Having previously, in June, stated it “more than usually so… expect 2017 performance to be significantly weighted towards the second half” though also attempted to reassure that “whilst activity in the Public Sector is expected to be below last year's levels, this will be balanced by a better than expected demand from Retail and Lifestyle and Corporate Services clients”, there is now from interiors company Havelock Europa (HVE) a further “Trading Statement”. How’s that expected more so than usual second half weighting working out?...
… “The directors of Havelock Europa PLC expect that results for the year ending 31 December 2017 will fall considerably below expectations”. Uh oh, but what happened to the “will be balanced by a better than expected demand from Retail and Lifestyle and Corporate Services clients”?
Instead, there’s “delays in the commencement of work for key customers and lower-than-anticipated orders from the public sector.

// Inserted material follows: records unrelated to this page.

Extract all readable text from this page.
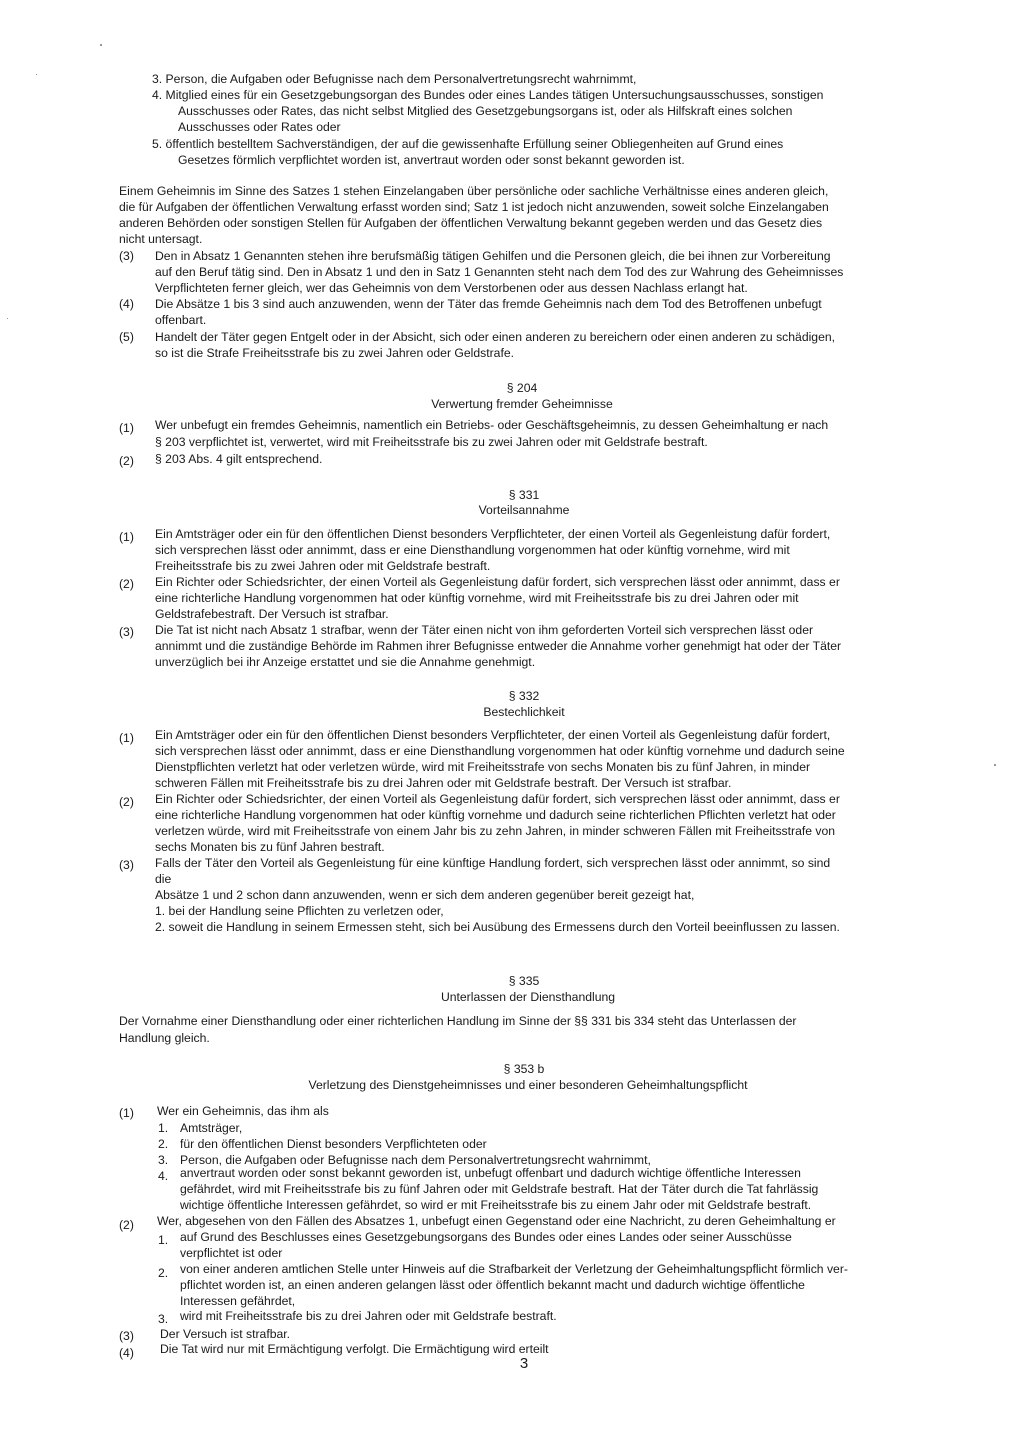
3. Person, die Aufgaben oder Befugnisse nach dem Personalvertretungsrecht wahrnimmt,
4. Mitglied eines für ein Gesetzgebungsorgan des Bundes oder eines Landes tätigen Untersuchungsausschusses, sonstigen
Ausschusses oder Rates, das nicht selbst Mitglied des Gesetzgebungsorgans ist, oder als Hilfskraft eines solchen
Ausschusses oder Rates oder
5. öffentlich bestelltem Sachverständigen, der auf die gewissenhafte Erfüllung seiner Obliegenheiten auf Grund eines
Gesetzes förmlich verpflichtet worden ist, anvertraut worden oder sonst bekannt geworden ist.
Einem Geheimnis im Sinne des Satzes 1 stehen Einzelangaben über persönliche oder sachliche Verhältnisse eines anderen gleich,
die für Aufgaben der öffentlichen Verwaltung erfasst worden sind; Satz 1 ist jedoch nicht anzuwenden, soweit solche Einzelangaben
anderen Behörden oder sonstigen Stellen für Aufgaben der öffentlichen Verwaltung bekannt gegeben werden und das Gesetz dies
nicht untersagt.
(3) Den in Absatz 1 Genannten stehen ihre berufsmäßig tätigen Gehilfen und die Personen gleich, die bei ihnen zur Vorbereitung
auf den Beruf tätig sind. Den in Absatz 1 und den in Satz 1 Genannten steht nach dem Tod des zur Wahrung des Geheimnisses
Verpflichteten ferner gleich, wer das Geheimnis von dem Verstorbenen oder aus dessen Nachlass erlangt hat.
(4) Die Absätze 1 bis 3 sind auch anzuwenden, wenn der Täter das fremde Geheimnis nach dem Tod des Betroffenen unbefugt
offenbart.
(5) Handelt der Täter gegen Entgelt oder in der Absicht, sich oder einen anderen zu bereichern oder einen anderen zu schädigen,
so ist die Strafe Freiheitsstrafe bis zu zwei Jahren oder Geldstrafe.
§ 204
Verwertung fremder Geheimnisse
(1) Wer unbefugt ein fremdes Geheimnis, namentlich ein Betriebs- oder Geschäftsgeheimnis, zu dessen Geheimhaltung er nach
§ 203 verpflichtet ist, verwertet, wird mit Freiheitsstrafe bis zu zwei Jahren oder mit Geldstrafe bestraft.
(2) § 203 Abs. 4 gilt entsprechend.
§ 331
Vorteilsannahme
(1) Ein Amtsträger oder ein für den öffentlichen Dienst besonders Verpflichteter, der einen Vorteil als Gegenleistung dafür fordert,
sich versprechen lässt oder annimmt, dass er eine Diensthandlung vorgenommen hat oder künftig vornehme, wird mit
Freiheitsstrafe bis zu zwei Jahren oder mit Geldstrafe bestraft.
(2) Ein Richter oder Schiedsrichter, der einen Vorteil als Gegenleistung dafür fordert, sich versprechen lässt oder annimmt, dass er
eine richterliche Handlung vorgenommen hat oder künftig vornehme, wird mit Freiheitsstrafe bis zu drei Jahren oder mit
Geldstrafebestraft. Der Versuch ist strafbar.
(3) Die Tat ist nicht nach Absatz 1 strafbar, wenn der Täter einen nicht von ihm geforderten Vorteil sich versprechen lässt oder
annimmt und die zuständige Behörde im Rahmen ihrer Befugnisse entweder die Annahme vorher genehmigt hat oder der Täter
unverzüglich bei ihr Anzeige erstattet und sie die Annahme genehmigt.
§ 332
Bestechlichkeit
(1) Ein Amtsträger oder ein für den öffentlichen Dienst besonders Verpflichteter, der einen Vorteil als Gegenleistung dafür fordert,
sich versprechen lässt oder annimmt, dass er eine Diensthandlung vorgenommen hat oder künftig vornehme und dadurch seine
Dienstpflichten verletzt hat oder verletzen würde, wird mit Freiheitsstrafe von sechs Monaten bis zu fünf Jahren, in minder
schweren Fällen mit Freiheitsstrafe bis zu drei Jahren oder mit Geldstrafe bestraft. Der Versuch ist strafbar.
(2) Ein Richter oder Schiedsrichter, der einen Vorteil als Gegenleistung dafür fordert, sich versprechen lässt oder annimmt, dass er
eine richterliche Handlung vorgenommen hat oder künftig vornehme und dadurch seine richterlichen Pflichten verletzt hat oder
verletzen würde, wird mit Freiheitsstrafe von einem Jahr bis zu zehn Jahren, in minder schweren Fällen mit Freiheitsstrafe von
sechs Monaten bis zu fünf Jahren bestraft.
(3) Falls der Täter den Vorteil als Gegenleistung für eine künftige Handlung fordert, sich versprechen lässt oder annimmt, so sind
die
Absätze 1 und 2 schon dann anzuwenden, wenn er sich dem anderen gegenüber bereit gezeigt hat,
1. bei der Handlung seine Pflichten zu verletzen oder,
2. soweit die Handlung in seinem Ermessen steht, sich bei Ausübung des Ermessens durch den Vorteil beeinflussen zu lassen.
§ 335
Unterlassen der Diensthandlung
Der Vornahme einer Diensthandlung oder einer richterlichen Handlung im Sinne der §§ 331 bis 334 steht das Unterlassen der
Handlung gleich.
§ 353 b
Verletzung des Dienstgeheimnisses und einer besonderen Geheimhaltungspflicht
(1) Wer ein Geheimnis, das ihm als
1. Amtsträger,
2. für den öffentlichen Dienst besonders Verpflichteten oder
3. Person, die Aufgaben oder Befugnisse nach dem Personalvertretungsrecht wahrnimmt,
4. anvertraut worden oder sonst bekannt geworden ist, unbefugt offenbart und dadurch wichtige öffentliche Interessen
gefährdet, wird mit Freiheitsstrafe bis zu fünf Jahren oder mit Geldstrafe bestraft. Hat der Täter durch die Tat fahrlässig
wichtige öffentliche Interessen gefährdet, so wird er mit Freiheitsstrafe bis zu einem Jahr oder mit Geldstrafe bestraft.
(2) Wer, abgesehen von den Fällen des Absatzes 1, unbefugt einen Gegenstand oder eine Nachricht, zu deren Geheimhaltung er
1. auf Grund des Beschlusses eines Gesetzgebungsorgans des Bundes oder eines Landes oder seiner Ausschüsse
verpflichtet ist oder
2. von einer anderen amtlichen Stelle unter Hinweis auf die Strafbarkeit der Verletzung der Geheimhaltungspflicht förmlich ver-
pflichtet worden ist, an einen anderen gelangen lässt oder öffentlich bekannt macht und dadurch wichtige öffentliche
Interessen gefährdet,
3. wird mit Freiheitsstrafe bis zu drei Jahren oder mit Geldstrafe bestraft.
(3) Der Versuch ist strafbar.
(4) Die Tat wird nur mit Ermächtigung verfolgt. Die Ermächtigung wird erteilt
3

These developments are set against the previously announced backdrop of reduced activity in the first half and costs associated with the implementation of the Enterprise Resource Planning system”.
Indeed, the June announcement also included “operating in a very competitive market” and “forecasting for the second half year remains difficult”. Together with the required second half weighting, these suggested significant uncertainty on the also-stated “believes performance for the full year will remain in line with our expectations”.
It is added “a further update will be provided as part of the interim results announcement, which is expected to be released on 27 September”, but with the 2016 results having shown an adjusted post-tax profit of just £0.26 million, a significant net cash outflow and a net current liabilities and net debt position this is currently on the bargepole list. Another reminder to be extremely cautious in boards 'believing' there will be near-term significant performance improvement!